Chapter 6 concludes the empirical section of the dissertation by examining the last two micro-mobilization dynamics, namely framing and emotions, emerging from interactive and communicative processes during mobilization. In this single-author chapter, I use a multi-method approach combining automated text analysis, the use of a plagiarism detector, network visualizations, and regression analysis to study the extent to which movement members’ adoption of the movement’s dominant framing and the level of emotional involvement in members’ framing processes explain fundraising outcomes during online campaigns. I find that almost one-third of the discourse that movement members generated on Twitter during the campaign aligns with the Movember Foundation’s dominant framing. However, the more movement members use the movement’s language, slogans, and frames in their tweets, the less they collect in donations. By contrast, the use of emotional language in framing processes is positively associated with the amount collected in donations.

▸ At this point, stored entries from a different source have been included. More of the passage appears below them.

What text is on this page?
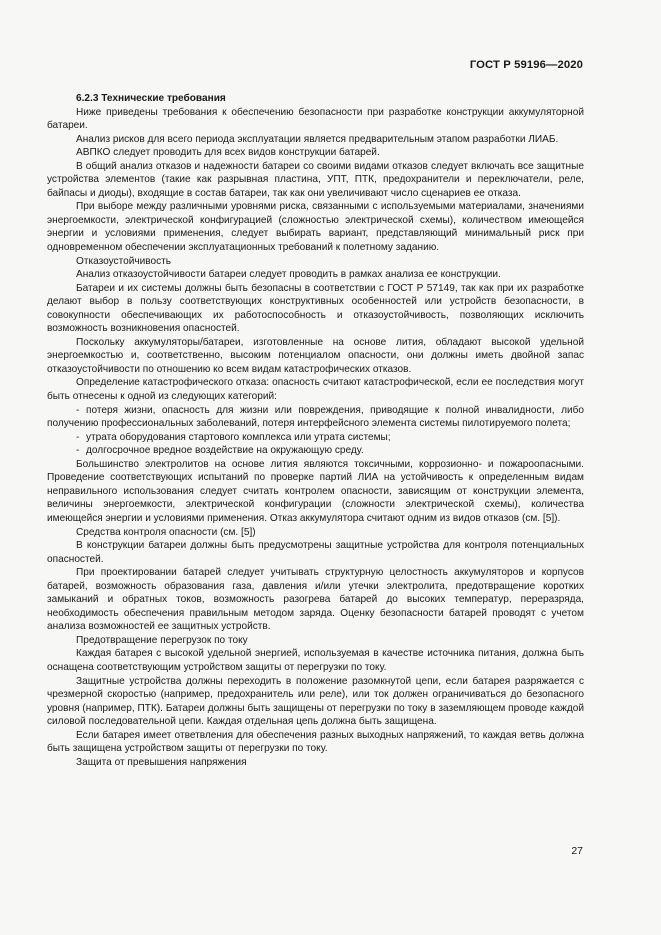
ГОСТ Р 59196—2020

6.2.3 Технические требования

Ниже приведены требования к обеспечению безопасности при разработке конструкции аккумуляторной батареи.

Анализ рисков для всего периода эксплуатации является предварительным этапом разработки ЛИАБ.

АВПКО следует проводить для всех видов конструкции батарей.

В общий анализ отказов и надежности батареи со своими видами отказов следует включать все защитные устройства элементов (такие как разрывная пластина, УПТ, ПТК, предохранители и переключатели, реле, байпасы и диоды), входящие в состав батареи, так как они увеличивают число сценариев ее отказа.

При выборе между различными уровнями риска, связанными с используемыми материалами, значениями энергоемкости, электрической конфигурацией (сложностью электрической схемы), количеством имеющейся энергии и условиями применения, следует выбирать вариант, представляющий минимальный риск при одновременном обеспечении эксплуатационных требований к полетному заданию.

Отказоустойчивость

Анализ отказоустойчивости батареи следует проводить в рамках анализа ее конструкции.

Батареи и их системы должны быть безопасны в соответствии с ГОСТ Р 57149, так как при их разработке делают выбор в пользу соответствующих конструктивных особенностей или устройств безопасности, в совокупности обеспечивающих их работоспособность и отказоустойчивость, позволяющих исключить возможность возникновения опасностей.

Поскольку аккумуляторы/батареи, изготовленные на основе лития, обладают высокой удельной энергоемкостью и, соответственно, высоким потенциалом опасности, они должны иметь двойной запас отказоустойчивости по отношению ко всем видам катастрофических отказов.

Определение катастрофического отказа: опасность считают катастрофической, если ее последствия могут быть отнесены к одной из следующих категорий:

- потеря жизни, опасность для жизни или повреждения, приводящие к полной инвалидности, либо получению профессиональных заболеваний, потеря интерфейсного элемента системы пилотируемого полета;

- утрата оборудования стартового комплекса или утрата системы;

- долгосрочное вредное воздействие на окружающую среду.

Большинство электролитов на основе лития являются токсичными, коррозионно- и пожароопасными. Проведение соответствующих испытаний по проверке партий ЛИА на устойчивость к определенным видам неправильного использования следует считать контролем опасности, зависящим от конструкции элемента, величины энергоемкости, электрической конфигурации (сложности электрической схемы), количества имеющейся энергии и условиями применения. Отказ аккумулятора считают одним из видов отказов (см. [5]).

Средства контроля опасности (см. [5])

В конструкции батареи должны быть предусмотрены защитные устройства для контроля потенциальных опасностей.

При проектировании батарей следует учитывать структурную целостность аккумуляторов и корпусов батарей, возможность образования газа, давления и/или утечки электролита, предотвращение коротких замыканий и обратных токов, возможность разогрева батарей до высоких температур, переразряда, необходимость обеспечения правильным методом заряда. Оценку безопасности батарей проводят с учетом анализа возможностей ее защитных устройств.

Предотвращение перегрузок по току

Каждая батарея с высокой удельной энергией, используемая в качестве источника питания, должна быть оснащена соответствующим устройством защиты от перегрузки по току.

Защитные устройства должны переходить в положение разомкнутой цепи, если батарея разряжается с чрезмерной скоростью (например, предохранитель или реле), или ток должен ограничиваться до безопасного уровня (например, ПТК). Батареи должны быть защищены от перегрузки по току в заземляющем проводе каждой силовой последовательной цепи. Каждая отдельная цепь должна быть защищена.

Если батарея имеет ответвления для обеспечения разных выходных напряжений, то каждая ветвь должна быть защищена устройством защиты от перегрузки по току.

Защита от превышения напряжения

27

In summary, the collection of findings obtained in this dissertation shows that, by looking at the micro-mobilization dynamics of collective action, we can gain an important understanding of the mechanisms at work during online social movement campaigns and of the effectiveness of such campaigns in fostering communication processes related to the cause, obtaining important resources for the cause, developing a collective identity, and raising awareness. Owing to its multidisciplinary approach, this dissertation offers theoretical contributions at the intersection of several fields of studies on social movements, social networks, media and communication, nonprofit organizations, and public health. Methodologically, this dissertation offers innovative applications and tools for social science research using social media, new ideas on how to use and combine existing methods, techniques, and software to analyze large datasets, and direct access to scripts, codes, and tools developed to support data collection, preparation, and analysis. In practical terms, the body of work presented in this dissertation provides multiple organizations (e.g., social movements, health advocacy, nonprofit) with valuable insights into the effective organization of online campaigns via social media. In addition, results from this dissertation can support policymakers and practitioners in framing policies that improve public health via voluntary online fundraising; and individual activists in organizing collective action to produce effective social change in a society characterized by the pervasive influence of social media.